I said to my office mate this week, “I’m switching to zsh,” and I believe he said something to the effect of “oh dear, what’s next.”

I should back up. I’m something of an odd duck when it comes to the way I use computers. I’m a geek, even in the context of my coworkers who are (also) huge geeks. I’m the only one who uses emacs. We’re an OS X shop (for the desktop, at least) but I run Arch Linux inside of a virtual machine. Because I’m like that. And now, I’m switching away from the by-now unix standard “bash” shell to “zsh.” I’m a bit weird. I’m ok with this.

So zsh. Why should you care? Well…

I’m not expert, having only really used it for a few days but there are a few things that have won me over:

  • It’s mostly backwards compatible with bash. So, except for the stuff that configured my prompt, I was able to copy over my old .bashrc file pretty much as is. There’s been no real “brain adjustment” from all my old bash habits.
  • It’s faster. You know, this is the kind of thing taht you don’t believe, “my terminal is faster than your terminal” is kinda lame because bash is pretty peppy compared to GUI stuff. I mean what, bash is a 300-400 kb, how slow can it be? The answer is, zsh just feels faster. This seems to be a quasi universal experience.
  • It does tab-completion within commands. This is seriously amazing, because while command completion and path completion is awesome in bash, you still have to remember all of the sub-commands. This is particularly rough for big commands like “git” and “apt-get” or “apt-cache”. Very awesome.

Getting up the courage to switch and to rewrite my prompt was something that took a little bit of doing, but now I’m happy, and I strongly recommend it. If you like me live in the terminal, or have thought about using the command line more, give zsh a try, it’s good stuff.


The other thing, almost certain to provoke an “Oh dear” reaction on the part of my geeky friends is the fact that I’m strongly considering switching from the Awesome Window Manager to the Stump Window Manager, or more practically StumpWM or just Stump. Here’s some background on my adventures with tiling window managers:

When I started using Awesome every thing I did with the computer lived in it’s own little window. I was coming from the mac, so I lived with ten or fifteen open TextMate windows, a like number of open tabs in my terminal emulator, and a browser with a gazillion open tabs. I thought that this was sort of “the way I worked,” and so I replicated this kind of workflow in Awesome.

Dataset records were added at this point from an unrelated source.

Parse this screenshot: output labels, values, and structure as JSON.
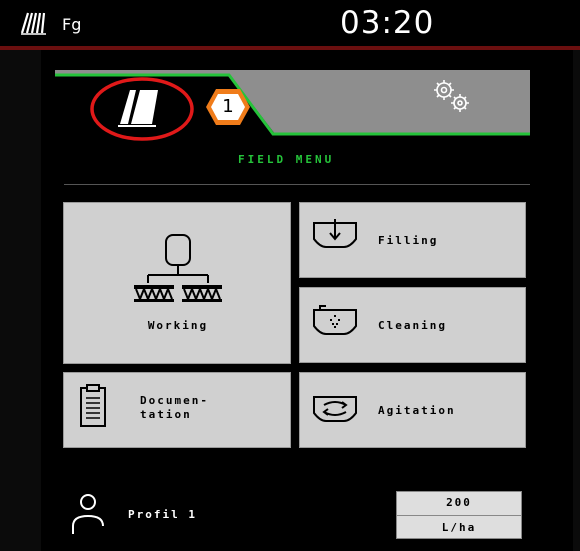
{
  "status_bar": {
    "field_icon": "field-icon",
    "label": "Fg",
    "time": "03:20"
  },
  "tabs": {
    "field_tab_icon": "field-icon",
    "settings_tab_icon": "gears-icon",
    "callout_number": "1",
    "callout_color": "#f07c1a",
    "highlight_color": "#e01919",
    "active_color": "#25c33a"
  },
  "menu": {
    "title": "FIELD MENU",
    "tiles": {
      "working": {
        "label": "Working",
        "icon": "sprayer-icon"
      },
      "filling": {
        "label": "Filling",
        "icon": "tank-fill-icon"
      },
      "cleaning": {
        "label": "Cleaning",
        "icon": "tank-clean-icon"
      },
      "documentation": {
        "label_line1": "Documen-",
        "label_line2": "tation",
        "icon": "clipboard-icon"
      },
      "agitation": {
        "label": "Agitation",
        "icon": "tank-agitate-icon"
      }
    }
  },
  "footer": {
    "profile_icon": "user-icon",
    "profile_label": "Profil 1",
    "rate_value": "200",
    "rate_unit": "L/ha"
  }
}
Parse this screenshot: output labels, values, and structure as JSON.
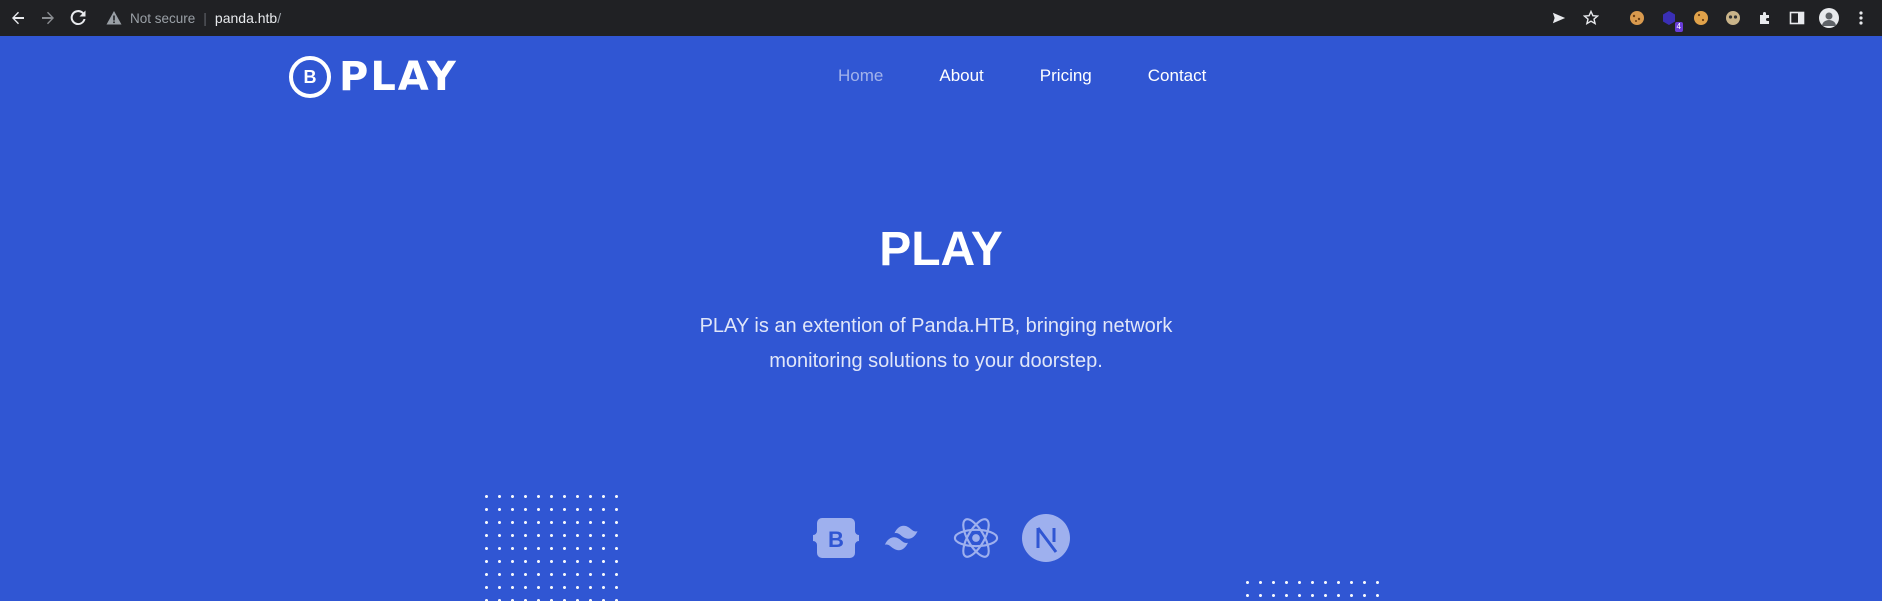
{
  "browser": {
    "security_label": "Not secure",
    "url_host": "panda.htb",
    "url_path": "/",
    "extension_badge": "4"
  },
  "site": {
    "logo_letter": "B",
    "logo_text": "PLAY",
    "nav": [
      {
        "label": "Home",
        "active": true
      },
      {
        "label": "About",
        "active": false
      },
      {
        "label": "Pricing",
        "active": false
      },
      {
        "label": "Contact",
        "active": false
      }
    ]
  },
  "hero": {
    "title": "PLAY",
    "description": "PLAY is an extention of Panda.HTB, bringing network monitoring solutions to your doorstep.",
    "tech_icons": [
      "bootstrap-icon",
      "tailwind-icon",
      "react-icon",
      "nextjs-icon"
    ]
  },
  "colors": {
    "primary": "#3056d3",
    "chrome": "#202124"
  }
}
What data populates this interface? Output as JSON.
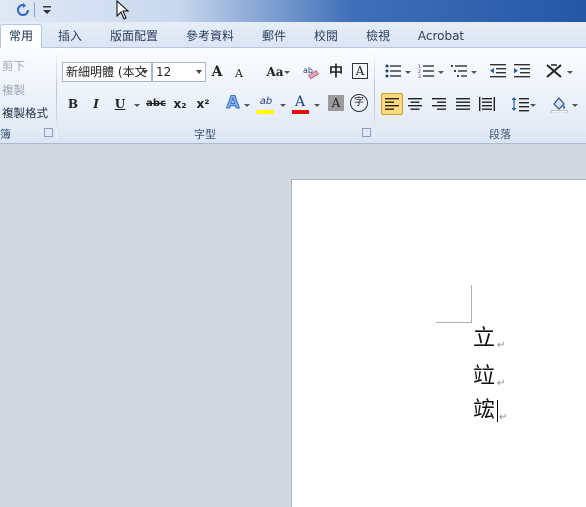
{
  "quick_access": {
    "icons": [
      "redo-icon",
      "customize-qat-icon"
    ]
  },
  "tabs": [
    "常用",
    "插入",
    "版面配置",
    "參考資料",
    "郵件",
    "校閱",
    "檢視",
    "Acrobat"
  ],
  "ribbon": {
    "clipboard": {
      "cut_label": "剪下",
      "copy_label": "複製",
      "format_painter_label": "複製格式",
      "group_label_fragment": "簿"
    },
    "font": {
      "font_name": "新細明體 (本文",
      "font_size": "12",
      "grow_label": "A",
      "shrink_label": "A",
      "case_label": "Aa",
      "phonetic_label": "中",
      "char_border_label": "A",
      "bold_label": "B",
      "italic_label": "I",
      "underline_label": "U",
      "strike_label": "abc",
      "subscript_label": "x₂",
      "superscript_label": "x²",
      "text_effect_label": "A",
      "highlight_label": "ab",
      "font_color_label": "A",
      "char_shading_label": "A",
      "enclose_label": "字",
      "group_label": "字型"
    },
    "paragraph": {
      "group_label": "段落"
    }
  },
  "document": {
    "lines": [
      "立",
      "竝",
      "竤"
    ],
    "paragraph_mark": "↵"
  },
  "colors": {
    "highlight": "#ffff00",
    "font_color": "#e01010",
    "active_align": "#ffd97a"
  }
}
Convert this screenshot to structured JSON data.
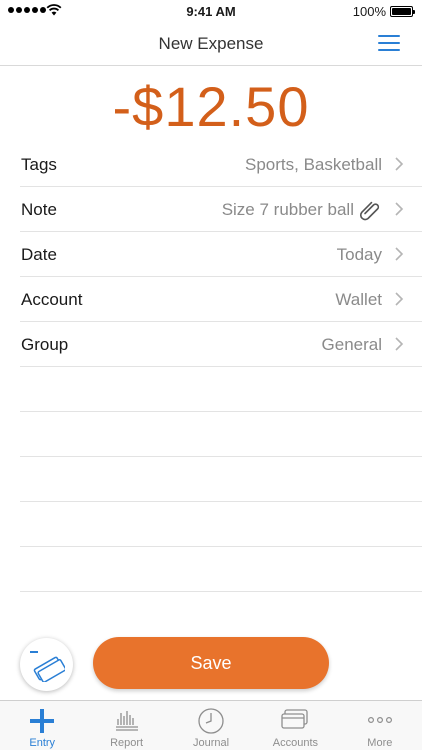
{
  "status_bar": {
    "time": "9:41 AM",
    "battery": "100%"
  },
  "nav": {
    "title": "New Expense"
  },
  "amount": "-$12.50",
  "rows": [
    {
      "label": "Tags",
      "value": "Sports, Basketball"
    },
    {
      "label": "Note",
      "value": "Size 7 rubber ball"
    },
    {
      "label": "Date",
      "value": "Today"
    },
    {
      "label": "Account",
      "value": "Wallet"
    },
    {
      "label": "Group",
      "value": "General"
    }
  ],
  "save_label": "Save",
  "tabs": [
    {
      "label": "Entry",
      "icon": "plus-icon",
      "active": true
    },
    {
      "label": "Report",
      "icon": "report-icon"
    },
    {
      "label": "Journal",
      "icon": "clock-icon"
    },
    {
      "label": "Accounts",
      "icon": "cards-icon"
    },
    {
      "label": "More",
      "icon": "more-dots-icon"
    }
  ],
  "colors": {
    "accent": "#2a7fd5",
    "amount": "#d35f1a",
    "save": "#e8732c"
  }
}
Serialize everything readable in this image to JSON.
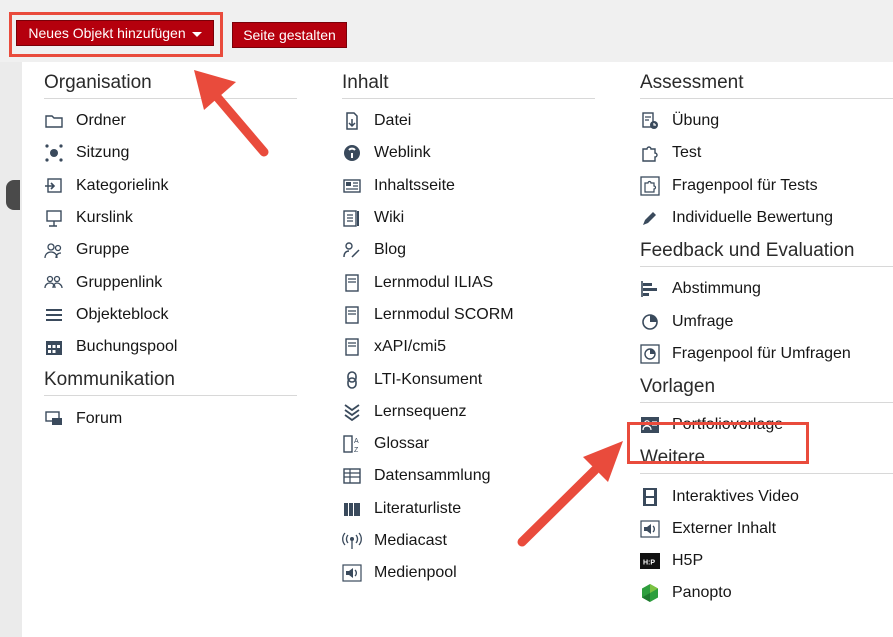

And here’s the thing. Awesome is great for managing a huge number of windows. With 9 workspaces/tags (or more!) it was possible to keep twenty or thirty windows afloat… a few browsers, a few chat windows, a dozen terminals, a few emacs frames, and the like all happening at once. And the window manager made it possible for me to only have to look at 2 or three windows at a time.

Then I progressed. With emacs' server/daemon mode, I only have one instance of emacs and 20 or so buffers, and in an extreme moment I sometimes have as many as 4 frames open at once, but more often I just have 2 or three (org-mode, writing, and a spare for something.) And terminals? I’ve taken to using screen which multiplexes an untabbed terminal, so I typically have a single screen session with 8 screen-windows, and I keep a couple of instances of that open at once for different contexts, so lets say another three windows. I have a remote screen session for IM and chat now that I connect to, and a single web browser.

Frankly, it’s sort of gotten to the point where I don’t really need to manage very many windows, and I probably never use more than 4-5 tags/workspaces. My needs for a window manager changed, and one of the core problems that problem that Awesome solves, is one that I’ve solved by using multiplexed applications. And that leads me to Stump.